Approval and Merging

  • Once approved, a maintainer will merge the changes into the specification.
  • Major changes may require a more detailed review process or a community vote.

Versioning and Change Log

  • Versioning: Follow semantic versioning. Major changes result in a version bump.
  • Change Log: Update the change log with a summary of the changes and contributors.

Testing and Validation

  • Ensure any changes are tested for compatibility and do not break existing functionality.

Adding or modifying controlled vocabulary

Various Region attributes use controlled vocabulary to describe the sequence. These vocabulary are listed in the specification. If you wish to add new controlled vocabulary or modify existing controlled vocabulary please first review the specification and then submit a pull request with an example Region. Please justify the inclusion of the controlled vocabulary in your pull request. Below are a list of questions and prompts to address:

If you are suggesting a new region_type:

  1. In what assay is this region_type used? Please link to primary sources.
  2. In what ways will the identification and extraction of the region_type be useful for sequence processing?
  3. What seqspec tools need to be modified to take advantage of this new region_type?

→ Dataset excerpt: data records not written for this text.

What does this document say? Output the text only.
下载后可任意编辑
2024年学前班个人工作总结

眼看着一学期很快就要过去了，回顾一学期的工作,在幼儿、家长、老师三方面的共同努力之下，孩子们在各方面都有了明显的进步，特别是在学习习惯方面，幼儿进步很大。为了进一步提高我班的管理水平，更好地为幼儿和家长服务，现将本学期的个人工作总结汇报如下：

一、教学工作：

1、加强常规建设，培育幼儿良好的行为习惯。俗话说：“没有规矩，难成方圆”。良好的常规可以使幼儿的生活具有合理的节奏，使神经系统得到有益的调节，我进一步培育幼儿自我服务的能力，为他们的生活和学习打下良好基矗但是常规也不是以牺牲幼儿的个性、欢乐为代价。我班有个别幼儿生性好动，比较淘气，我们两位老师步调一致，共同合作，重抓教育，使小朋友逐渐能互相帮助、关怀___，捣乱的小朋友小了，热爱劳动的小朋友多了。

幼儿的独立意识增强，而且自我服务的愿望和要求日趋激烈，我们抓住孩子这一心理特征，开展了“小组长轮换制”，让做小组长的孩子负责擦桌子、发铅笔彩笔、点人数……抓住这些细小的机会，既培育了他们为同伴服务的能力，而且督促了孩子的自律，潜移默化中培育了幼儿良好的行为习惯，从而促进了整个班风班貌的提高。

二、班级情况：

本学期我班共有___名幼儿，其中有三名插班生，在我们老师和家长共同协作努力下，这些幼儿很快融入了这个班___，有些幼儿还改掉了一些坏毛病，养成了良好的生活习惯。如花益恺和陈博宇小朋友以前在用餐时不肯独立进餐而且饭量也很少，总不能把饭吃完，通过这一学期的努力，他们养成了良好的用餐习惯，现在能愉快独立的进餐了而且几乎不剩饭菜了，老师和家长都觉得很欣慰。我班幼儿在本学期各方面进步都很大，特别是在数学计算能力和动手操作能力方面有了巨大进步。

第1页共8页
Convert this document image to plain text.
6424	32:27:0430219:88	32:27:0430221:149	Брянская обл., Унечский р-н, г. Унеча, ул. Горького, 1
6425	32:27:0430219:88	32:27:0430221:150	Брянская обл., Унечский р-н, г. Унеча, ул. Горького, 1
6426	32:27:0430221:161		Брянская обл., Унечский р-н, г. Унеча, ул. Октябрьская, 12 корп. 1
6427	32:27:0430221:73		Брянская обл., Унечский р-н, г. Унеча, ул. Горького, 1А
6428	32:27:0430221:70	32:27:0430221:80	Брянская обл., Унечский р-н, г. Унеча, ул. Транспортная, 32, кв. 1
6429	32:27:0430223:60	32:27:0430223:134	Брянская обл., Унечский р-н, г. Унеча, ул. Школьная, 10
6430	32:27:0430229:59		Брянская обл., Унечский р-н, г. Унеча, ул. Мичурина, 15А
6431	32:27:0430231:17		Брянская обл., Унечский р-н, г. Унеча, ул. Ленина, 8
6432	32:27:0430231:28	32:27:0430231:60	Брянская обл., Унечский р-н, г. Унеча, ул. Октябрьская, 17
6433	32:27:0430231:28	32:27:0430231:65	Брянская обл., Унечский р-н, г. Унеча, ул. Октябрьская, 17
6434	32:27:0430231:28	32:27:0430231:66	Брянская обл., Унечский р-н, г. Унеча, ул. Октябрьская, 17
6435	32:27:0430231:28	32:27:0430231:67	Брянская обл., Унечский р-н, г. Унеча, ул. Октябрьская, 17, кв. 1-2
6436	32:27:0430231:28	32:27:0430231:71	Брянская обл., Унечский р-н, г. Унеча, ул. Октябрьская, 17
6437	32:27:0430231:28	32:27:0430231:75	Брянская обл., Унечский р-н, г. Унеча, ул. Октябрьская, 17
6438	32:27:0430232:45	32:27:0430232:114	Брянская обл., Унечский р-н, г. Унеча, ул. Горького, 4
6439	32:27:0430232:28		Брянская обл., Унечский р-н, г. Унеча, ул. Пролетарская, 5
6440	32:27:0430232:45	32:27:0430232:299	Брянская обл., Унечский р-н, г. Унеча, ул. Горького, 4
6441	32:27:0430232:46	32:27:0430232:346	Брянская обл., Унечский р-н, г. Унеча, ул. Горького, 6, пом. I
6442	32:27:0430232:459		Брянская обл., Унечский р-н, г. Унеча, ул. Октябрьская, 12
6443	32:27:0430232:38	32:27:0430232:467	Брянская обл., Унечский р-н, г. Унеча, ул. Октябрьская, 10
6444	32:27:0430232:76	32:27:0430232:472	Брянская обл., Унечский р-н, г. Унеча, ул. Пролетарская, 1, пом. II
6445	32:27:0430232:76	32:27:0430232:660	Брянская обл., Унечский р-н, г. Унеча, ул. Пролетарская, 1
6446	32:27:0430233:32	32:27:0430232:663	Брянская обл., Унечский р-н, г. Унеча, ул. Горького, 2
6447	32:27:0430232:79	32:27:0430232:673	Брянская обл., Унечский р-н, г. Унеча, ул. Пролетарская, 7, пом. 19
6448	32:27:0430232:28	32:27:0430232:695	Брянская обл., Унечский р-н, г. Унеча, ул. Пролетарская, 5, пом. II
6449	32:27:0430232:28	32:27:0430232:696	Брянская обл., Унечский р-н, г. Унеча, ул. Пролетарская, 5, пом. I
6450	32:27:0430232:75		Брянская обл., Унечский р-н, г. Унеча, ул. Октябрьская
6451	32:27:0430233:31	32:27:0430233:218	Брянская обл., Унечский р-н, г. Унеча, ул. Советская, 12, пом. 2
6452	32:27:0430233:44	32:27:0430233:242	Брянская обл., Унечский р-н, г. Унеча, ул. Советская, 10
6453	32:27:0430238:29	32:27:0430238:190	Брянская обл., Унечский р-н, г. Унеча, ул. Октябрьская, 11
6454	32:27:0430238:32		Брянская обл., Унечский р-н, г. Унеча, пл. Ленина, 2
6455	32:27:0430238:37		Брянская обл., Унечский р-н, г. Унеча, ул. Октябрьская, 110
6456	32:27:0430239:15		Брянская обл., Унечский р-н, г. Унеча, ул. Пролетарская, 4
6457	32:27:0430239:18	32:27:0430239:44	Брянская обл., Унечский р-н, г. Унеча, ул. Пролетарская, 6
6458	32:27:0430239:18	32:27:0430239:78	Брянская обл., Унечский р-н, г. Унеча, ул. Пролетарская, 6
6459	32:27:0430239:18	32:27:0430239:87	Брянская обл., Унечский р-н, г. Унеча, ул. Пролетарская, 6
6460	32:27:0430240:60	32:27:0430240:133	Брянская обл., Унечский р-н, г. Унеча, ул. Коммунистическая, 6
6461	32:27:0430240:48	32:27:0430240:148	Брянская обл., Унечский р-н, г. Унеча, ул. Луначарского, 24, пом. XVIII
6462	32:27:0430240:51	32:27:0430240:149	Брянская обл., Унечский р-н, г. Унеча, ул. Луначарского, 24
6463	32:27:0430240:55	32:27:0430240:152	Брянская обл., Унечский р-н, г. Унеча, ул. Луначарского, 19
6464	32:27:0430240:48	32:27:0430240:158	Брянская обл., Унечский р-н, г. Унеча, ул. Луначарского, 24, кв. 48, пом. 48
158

If you are suggesting a new sequence_type:

  1. Given examples of this sequence type.
  2. Where is this sequence type used?
  3. What seqspec tools need to be modified to take advantage of this new sequence_type?

Conclusion

We value your contributions and aim to make the process of improving the specification collaborative and transparent. For any questions, please contact the repository maintainers.